Tapio Wirkkala studied sculpture at the Helsinki Central School of Industrial Design from 1933 until 1936, but he was also a self-taught artist in many areas, including glass design.
Wirkkala's work ranges from commercial designs for refrigerators and plastic ketchup bottles, to metalware, glassware, ceramics and plywood in a range of styles. His most prominent success was as a glass designer. In 1946, he designed for the glass factory Iittala where the mass-produced Tapio collection was launched in 1954.
Wirkkala gained worldwide success in 1951 at the Milan Triennial, where he received three Grand Prix awards: for the exhibition architecture, glass design and wooden sculptures. Many of his glass works he designed for Iittala were awarded also later in the 1950s at the Milan Triennial. His immense range also included glassware, stoneware, jewelry, and individual sculptures. He also designed the Finnish markka banknotes which were introduced in 1955.
Among his most famous mass production work has been the designs for the Finlandia vodka bottle (1970-1999) and for Iittala's Ultima Thule set of kitchen glasses. Both glassware items feature a dripping icicle quality that is said to have technically taken thousands of hours to develop produce the desired effect.

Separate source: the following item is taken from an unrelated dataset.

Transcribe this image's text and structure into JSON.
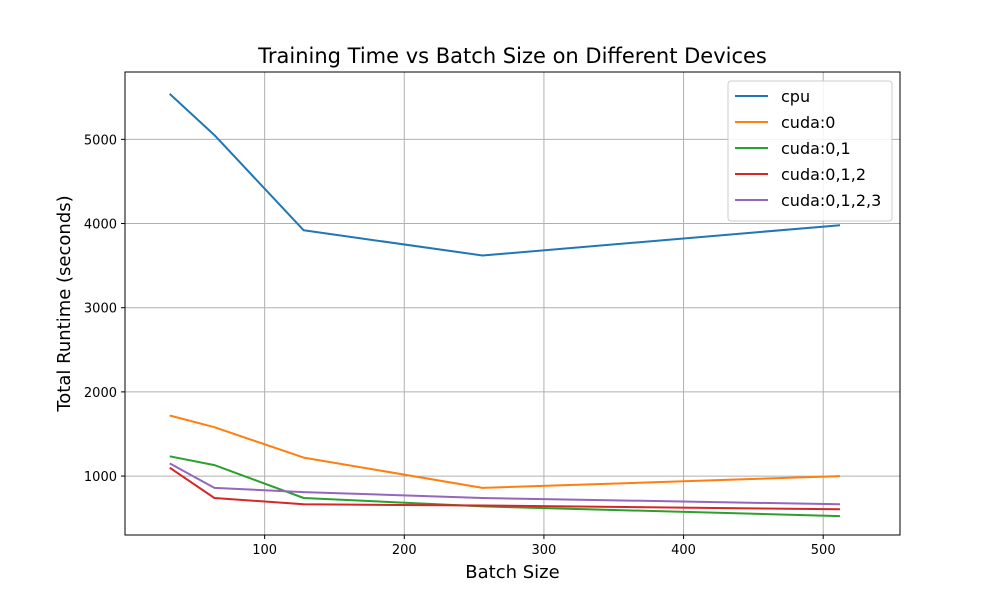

Other important commissions include his work at the Rosenthal porcelain factory in Germany where he worked as a freelance designer for almost 30 years. The most important result of this collaboration was the Paper Bag vase (1977) which is still today one of Rosenthal’s best selling products.
For Wirkkala, the most important materials were wood and glass – he never ceased to explore the possibilities they offer. Tapio Wirkkala was also a furniture designer and a sculptor. While he started his career as a sculptor in the 1930s, he but all but abandoned the traditional sculpture in the post-war years. In the early 1950s, alongside with other works, he started to develop an entirely new relationship with sculpture exploring techniques and processes, no doubt a result of working many years with large scale producers and manufacturers. The result was a series of unique plywood sculptures which combined form and movement with vibrant, densely striated surfacing of plywood. Wirkkala’s sculptures represented a new kind of abstraction which departed from the Finnish art scene of the times that relied mostly on traditional commissions of monuments and heroic sculptures.
His work is featured in the permanent collection of the Museum of Modern Art NY.